Kracowski felt under the blanket for the girl's wrist and checked her pulse. "Fifty-five," he said. "She won't remember a thing."
"You didn't drug her, did you?" Bondurant felt the edge in his voice, and knew his tone was bordering on insubordinance.
"You know I'm not a believer in drugs, Francis. For many of these children, that's part of their problem."
"I didn't think so. I'm just always afraid of things that will leave a… trace."
"The only trace I want to leave is the mark of healing." Kracowski's eyes grew cold as he looked at the girl. She may as well have been a rare moth pinned to a cork board.
Bondurant paused at the door and looked down the hall to make sure no one was coming. Few of the staff were allowed access to the counseling wing. But some were too inquisitive for their own good. Starlene Rogers, for one. Always asking why the kids were taken from group therapy for individual treatment.
"I'm just being careful, Doctor," Bondurant said. "That's what you hired me for."

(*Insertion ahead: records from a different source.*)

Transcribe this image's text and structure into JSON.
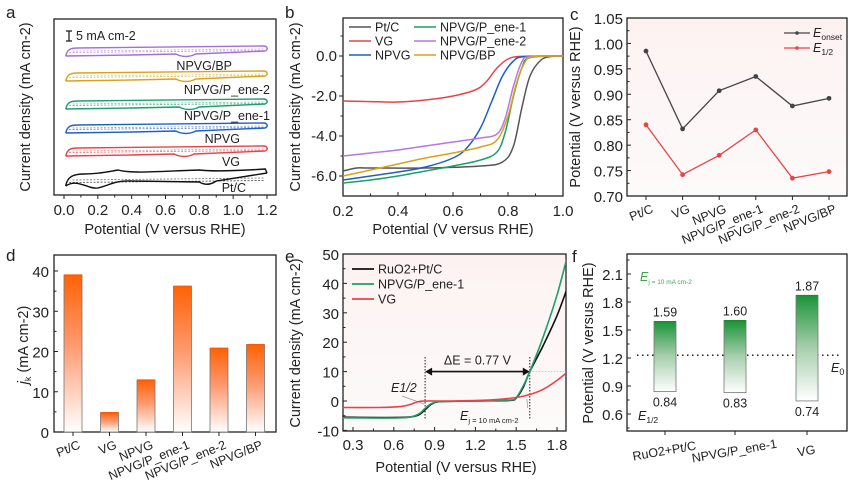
{
  "chart_data": [
    {
      "panel": "a",
      "type": "line",
      "title": "",
      "xlabel": "Potential (V versus RHE)",
      "ylabel": "Current density (mA cm-2)",
      "xlim": [
        0.0,
        1.2
      ],
      "xticks": [
        "0.0",
        "0.2",
        "0.4",
        "0.6",
        "0.8",
        "1.0",
        "1.2"
      ],
      "scale_bar": "5 mA cm-2",
      "series": [
        {
          "name": "NPVG/BP",
          "color": "#a56fd6",
          "peak_at": 0.72
        },
        {
          "name": "NPVG/P_ene-2",
          "color": "#d9a21c",
          "peak_at": 0.72
        },
        {
          "name": "NPVG/P_ene-1",
          "color": "#1e9e6a",
          "peak_at": 0.74
        },
        {
          "name": "NPVG",
          "color": "#1f5fc4",
          "peak_at": 0.72
        },
        {
          "name": "VG",
          "color": "#e5444a",
          "peak_at": 0.71
        },
        {
          "name": "Pt/C",
          "color": "#111111",
          "peak_at": 0.85
        }
      ]
    },
    {
      "panel": "b",
      "type": "line",
      "xlabel": "Potential (V versus RHE)",
      "ylabel": "Current density (mA cm-2)",
      "xlim": [
        0.2,
        1.0
      ],
      "ylim": [
        -7.0,
        1.9
      ],
      "xticks": [
        "0.2",
        "0.4",
        "0.6",
        "0.8",
        "1.0"
      ],
      "yticks": [
        "0.0",
        "-2.0",
        "-4.0",
        "-6.0"
      ],
      "legend": "top-left",
      "series": [
        {
          "name": "Pt/C",
          "color": "#555555",
          "x": [
            0.2,
            0.25,
            0.3,
            0.5,
            0.7,
            0.78,
            0.82,
            0.85,
            0.88,
            0.92,
            0.96,
            1.0
          ],
          "y": [
            -5.75,
            -5.6,
            -5.6,
            -5.6,
            -5.5,
            -5.3,
            -4.5,
            -2.6,
            -1.0,
            -0.2,
            -0.02,
            0
          ]
        },
        {
          "name": "VG",
          "color": "#e5444a",
          "x": [
            0.2,
            0.3,
            0.4,
            0.5,
            0.6,
            0.68,
            0.72,
            0.76,
            0.8,
            0.85,
            1.0
          ],
          "y": [
            -2.25,
            -2.28,
            -2.3,
            -2.2,
            -2.0,
            -1.7,
            -1.3,
            -0.6,
            -0.15,
            -0.02,
            0
          ]
        },
        {
          "name": "NPVG",
          "color": "#1f5fc4",
          "x": [
            0.2,
            0.3,
            0.4,
            0.5,
            0.6,
            0.65,
            0.7,
            0.74,
            0.78,
            0.82,
            0.86,
            1.0
          ],
          "y": [
            -6.2,
            -6.0,
            -5.8,
            -5.55,
            -5.1,
            -4.6,
            -3.6,
            -2.3,
            -1.0,
            -0.25,
            -0.03,
            0
          ]
        },
        {
          "name": "NPVG/P_ene-1",
          "color": "#1e9e6a",
          "x": [
            0.2,
            0.3,
            0.4,
            0.5,
            0.6,
            0.7,
            0.76,
            0.79,
            0.82,
            0.85,
            0.88,
            1.0
          ],
          "y": [
            -6.35,
            -6.2,
            -6.0,
            -5.75,
            -5.5,
            -5.2,
            -4.8,
            -3.8,
            -2.0,
            -0.6,
            -0.08,
            0
          ]
        },
        {
          "name": "NPVG/P_ene-2",
          "color": "#b877e0",
          "x": [
            0.2,
            0.3,
            0.4,
            0.5,
            0.6,
            0.7,
            0.76,
            0.79,
            0.82,
            0.85,
            0.88,
            1.0
          ],
          "y": [
            -5.0,
            -4.85,
            -4.7,
            -4.5,
            -4.3,
            -4.1,
            -3.9,
            -3.1,
            -1.5,
            -0.3,
            -0.03,
            0
          ]
        },
        {
          "name": "NPVG/BP",
          "color": "#d9a21c",
          "x": [
            0.2,
            0.3,
            0.4,
            0.5,
            0.6,
            0.7,
            0.76,
            0.8,
            0.83,
            0.86,
            0.89,
            1.0
          ],
          "y": [
            -6.0,
            -5.7,
            -5.4,
            -5.1,
            -4.85,
            -4.55,
            -4.2,
            -3.0,
            -1.4,
            -0.35,
            -0.04,
            0
          ]
        }
      ]
    },
    {
      "panel": "c",
      "type": "line",
      "xlabel": "",
      "ylabel": "Potential (V versus RHE)",
      "ylim": [
        0.7,
        1.05
      ],
      "yticks": [
        "1.05",
        "1.00",
        "0.95",
        "0.90",
        "0.85",
        "0.80",
        "0.75",
        "0.70"
      ],
      "categories": [
        "Pt/C",
        "VG",
        "NPVG",
        "NPVG/P_ene-1",
        "NPVG/P_ene-2",
        "NPVG/BP"
      ],
      "legend": "top-right",
      "series": [
        {
          "name": "E_onset",
          "label_main": "E",
          "label_sub": "onset",
          "color": "#444444",
          "values": [
            0.985,
            0.832,
            0.907,
            0.935,
            0.877,
            0.892
          ]
        },
        {
          "name": "E_1/2",
          "label_main": "E",
          "label_sub": "1/2",
          "color": "#e5444a",
          "values": [
            0.84,
            0.742,
            0.78,
            0.83,
            0.735,
            0.748
          ]
        }
      ]
    },
    {
      "panel": "d",
      "type": "bar",
      "xlabel": "",
      "ylabel_main": "j",
      "ylabel_sub": "k",
      "ylabel_rest": " (mA cm-2)",
      "ylim": [
        0,
        43
      ],
      "yticks": [
        "0",
        "10",
        "20",
        "30",
        "40"
      ],
      "categories": [
        "Pt/C",
        "VG",
        "NPVG",
        "NPVG/P_ene-1",
        "NPVG/P_ene-2",
        "NPVG/BP"
      ],
      "values": [
        39.0,
        4.8,
        12.9,
        36.2,
        20.8,
        21.7
      ],
      "color": "#ff6a10"
    },
    {
      "panel": "e",
      "type": "line",
      "xlabel": "Potential (V versus RHE)",
      "ylabel": "Current density (mA cm-2)",
      "xlim": [
        0.2,
        1.88
      ],
      "ylim": [
        -10,
        50
      ],
      "xticks": [
        "0.3",
        "0.6",
        "0.9",
        "1.2",
        "1.5",
        "1.8"
      ],
      "yticks": [
        "50",
        "40",
        "30",
        "20",
        "10",
        "0",
        "-10"
      ],
      "legend": "top-left",
      "annotations": {
        "delta_e": "ΔE = 0.77 V",
        "e_half": "E1/2",
        "e_j10_main": "E",
        "e_j10_sub": "j = 10 mA cm-2",
        "e_half_x": 0.83,
        "e_j10_x": 1.6
      },
      "series": [
        {
          "name": "RuO2+Pt/C",
          "color": "#111111",
          "x": [
            0.2,
            0.5,
            0.7,
            0.78,
            0.83,
            0.88,
            0.95,
            1.2,
            1.45,
            1.5,
            1.55,
            1.6,
            1.7,
            1.8,
            1.88
          ],
          "y": [
            -5.5,
            -5.6,
            -5.5,
            -4.8,
            -3.0,
            -1.0,
            -0.2,
            0,
            0.2,
            1.0,
            4.5,
            10,
            19,
            29,
            39
          ]
        },
        {
          "name": "NPVG/P_ene-1",
          "color": "#1e9e6a",
          "x": [
            0.2,
            0.5,
            0.7,
            0.78,
            0.83,
            0.88,
            0.95,
            1.2,
            1.45,
            1.5,
            1.55,
            1.6,
            1.7,
            1.8,
            1.88
          ],
          "y": [
            -5.7,
            -5.8,
            -5.6,
            -4.5,
            -2.5,
            -0.8,
            -0.2,
            0,
            0.3,
            1.2,
            5,
            10,
            22,
            36,
            50
          ]
        },
        {
          "name": "VG",
          "color": "#e5444a",
          "x": [
            0.2,
            0.5,
            0.65,
            0.72,
            0.78,
            0.85,
            1.0,
            1.3,
            1.5,
            1.6,
            1.7,
            1.8,
            1.88
          ],
          "y": [
            -2.2,
            -2.2,
            -1.9,
            -1.2,
            -0.2,
            0,
            0,
            0.3,
            1.2,
            2.2,
            4.0,
            7.0,
            10
          ]
        }
      ]
    },
    {
      "panel": "f",
      "type": "bar",
      "xlabel": "",
      "ylabel": "Potential (V versus RHE)",
      "ylim": [
        0.45,
        2.3
      ],
      "yticks": [
        "2.1",
        "1.8",
        "1.5",
        "1.2",
        "0.9",
        "0.6"
      ],
      "categories": [
        "RuO2+Pt/C",
        "NPVG/P_ene-1",
        "VG"
      ],
      "top_values": [
        1.59,
        1.6,
        1.87
      ],
      "bottom_values": [
        0.84,
        0.83,
        0.74
      ],
      "top_labels": [
        "1.59",
        "1.60",
        "1.87"
      ],
      "bottom_labels": [
        "0.84",
        "0.83",
        "0.74"
      ],
      "e0": 1.23,
      "labels": {
        "ej_main": "E",
        "ej_sub": "j = 10 mA cm-2",
        "e_half_main": "E",
        "e_half_sub": "1/2",
        "e0_main": "E",
        "e0_sub": "0"
      },
      "color": "#1e9e3a"
    }
  ],
  "panel_labels": [
    "a",
    "b",
    "c",
    "d",
    "e",
    "f"
  ]
}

Kracowski made a scissoring motion with two fingers. "And don't forget how easily the strings can be cut."
Bondurant looked up at the younger man, hoping his hatred was concealed. Kracowski was a philanthropist, but his philanthropy ended with the giving of money. He rarely spoke of the spiritual work of Wendover Home, that of setting children on the path to God.
Bondurant suspected that Kracowski was a Catholic, or, heaven forbid a Jew. But without Kracowski's backing, Wendover Home would have folded years ago, and the children would be scattered among various institutions, their chances for salvation further dimmed. And the doctor's newfound supporters had made the accounting ledgers a good bit healthier.
The girl's eyelashes fluttered and she rolled her head back and forth. A small moan escaped her lips. She tried to sit up, and Kracowski nodded in approval. Her eyes snapped open. She looked scared and confused like a trapped animal.